Detroit Convention Center
Ara başlığın üzerine bir şeyler yazıp çizmeden önce, belki de oyunların içerikleri üzerinden yürütülebilecek kuramsal okuma potansiyellerini, onları diğer medyalardan farklı kılan bazı özellikleri açığa vurarak tanımlamak uygun olacaktır. Bu sebepten ötürü Deus Ex'in zengin içeriğini tartışmak için öncelikli olarak, kendi türüne sınırlı kalmak üzere, video oyunlarının temellerini oluşturan tasarım yaklaşımlarına değinmek faydalı olacaktır.
Zhao Yun Ru'nun, Tai Yong Medical binasının üst katlarındaki özel ofis ve dairesi.

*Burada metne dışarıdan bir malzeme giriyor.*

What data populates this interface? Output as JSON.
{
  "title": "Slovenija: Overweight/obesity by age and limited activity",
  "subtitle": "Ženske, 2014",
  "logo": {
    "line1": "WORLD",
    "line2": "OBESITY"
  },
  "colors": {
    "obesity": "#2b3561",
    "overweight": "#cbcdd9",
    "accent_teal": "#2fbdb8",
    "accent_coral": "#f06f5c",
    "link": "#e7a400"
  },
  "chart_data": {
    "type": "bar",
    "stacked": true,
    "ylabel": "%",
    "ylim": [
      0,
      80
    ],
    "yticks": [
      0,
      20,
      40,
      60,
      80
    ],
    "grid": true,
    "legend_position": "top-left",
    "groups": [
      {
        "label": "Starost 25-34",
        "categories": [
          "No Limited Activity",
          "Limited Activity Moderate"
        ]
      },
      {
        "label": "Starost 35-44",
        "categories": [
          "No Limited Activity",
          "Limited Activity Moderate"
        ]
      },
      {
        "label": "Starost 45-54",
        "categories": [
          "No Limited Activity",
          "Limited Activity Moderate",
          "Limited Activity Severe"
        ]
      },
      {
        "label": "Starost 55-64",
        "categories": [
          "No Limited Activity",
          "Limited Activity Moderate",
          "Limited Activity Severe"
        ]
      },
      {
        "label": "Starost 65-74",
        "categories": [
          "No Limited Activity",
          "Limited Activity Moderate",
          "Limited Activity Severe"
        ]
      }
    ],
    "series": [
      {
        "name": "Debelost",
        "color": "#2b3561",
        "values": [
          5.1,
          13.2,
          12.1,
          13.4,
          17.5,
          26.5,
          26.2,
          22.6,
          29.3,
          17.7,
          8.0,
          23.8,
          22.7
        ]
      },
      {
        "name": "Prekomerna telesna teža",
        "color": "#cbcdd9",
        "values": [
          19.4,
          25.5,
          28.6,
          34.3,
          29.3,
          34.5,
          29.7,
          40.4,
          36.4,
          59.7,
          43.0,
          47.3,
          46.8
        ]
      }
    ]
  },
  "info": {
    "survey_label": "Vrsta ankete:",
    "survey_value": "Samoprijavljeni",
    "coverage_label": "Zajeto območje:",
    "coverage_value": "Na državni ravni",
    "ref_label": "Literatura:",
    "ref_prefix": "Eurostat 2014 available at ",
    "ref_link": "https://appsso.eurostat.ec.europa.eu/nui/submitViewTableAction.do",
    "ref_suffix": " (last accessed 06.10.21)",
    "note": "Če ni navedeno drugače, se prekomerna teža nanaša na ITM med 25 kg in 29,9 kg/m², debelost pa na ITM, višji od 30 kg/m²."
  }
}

Bilgisayar ve video oyunları, özellikle Hollywood ile benzeşen bir görsel tasarım yaklaşımına tabi olan "anlatı" (narrative) eserleri olarak yorumlanabilirler. Hollywood bilimkurgu sinemasının kısıtlı sürede bir fikir paylaşmak için ihtiyaç duydukları görsel, işitsel ve düşünsel veriler dışındaki bütün potansiyel içeriği "sterilize" etme eğilimi, oyun tasarım sürecinde de gözlemlenebilen bir yaklaşımdır. Nasıl bütünsellik adına, McKenzie Wark'un da söylediği gibi, "salt yazının gücü sayesinde, ütopyalarda, anlatılanın dışında kalan alanın sınırlandırılması" tercih edilirse, iki, saatlik bir filme veya on saatlik bir oynanış süresine sığdırılamayacak derece kaotik bulunan çeşitlilik, karmaşık ilişkisellik ve de rastlantısallık da, gerek sahnenin gerek de oyun alanının dışında, izleyicinin veya oyuncunun unutması talep edilen, ait oldukları gerçeklikte bırakılır. Yazıda Siber Rönesans'a ilişkin birçok okumanın da, bu ifade tarzı dikkate alınarak yapıldığı gözünüzden kaçmamıştır. Ancak yine de, sinema ile oyunun ortak paydasının, bu basit tasarım yaklaşımını çok da aşmadığını şiddetle belirtmek lazım.
Aşağı Hengsha'dan Yukarı Hengsha'nın devasa süper-strüktürlerine bakış.
Oyuncu, Deus Ex örneğinden çok daha basitlerinde bile rahatlıkla seçilebilen bir farklılık göstererek, bir izleyicinin, izlediği film üzerinde kurabildiği hakimiyetin ötesine geçer. Oyuncu, oyunu kendisine sunulduğu gibi değil, kendi yorumladığı gibi deneyimleyen aktördür. Oyuncu, sadece bir kullanıcı değil, aynı zamanda da kendi özelinde, kullandığı medyayı kişiselleştiren bir üreticidir. Yanlış anlaşılmasın; bu özelleştirme, oyunun programlı olarak sunduğu hikaye çatallarında yapılan seçimlerle varılan, çoktan seçmeli bir sondan ibaret görülmemelidir. Oyuncunun, oyun dünyasında harcadığı her saniye, bu sanal ortamı özgürce deneyimlediği ve yorumladığı, kişisel bir "an"dır. Bu "an"lar, önceden kurgulanamazlar, yönetilemezler ve de oyun her ne kadar estetik veriyle yüklenmiş olursa olsun, oyuncunun her etkisine verilecek, estetik bir tepki mümkün olmayacaktır. Kısacası oyuncu, oyunun hikayesine ek olarak, bazı hikayeleri de kendisi "yazar".
Eğer her oyuncunun deneyimi, bir diğerinden bu kadar farklılaşma imkanına sahipse, zaten kabul edersiniz ki, Deus Ex hakkında yaptığım yorumların hiçbirisinin, bir başka oyuncu için geçerli olmayabileceği ihtimali son derece yüksektir. Deus Ex üzerinden tasarım ve toplumsallık okumaları ve geleceğe ilişkin öngörülere getirdiğim yorumlar, oyunu doyasıya oynamış ve de bitirmiş bir oyuncu olarak, benim yaptığım kişisel çıkarımlardır. Ancak bu yazıda savunabileceğim ve umarım ki, kişisel okumalarıma nazaran, benimle aynı fikirleri paylaşacak daha fazla kişi bulabileceğim tek bir konu varsa, o da oyunların kuramsal düşünceye fırsat çıkaran yapılarının dikkate alınması gerekliliğidir.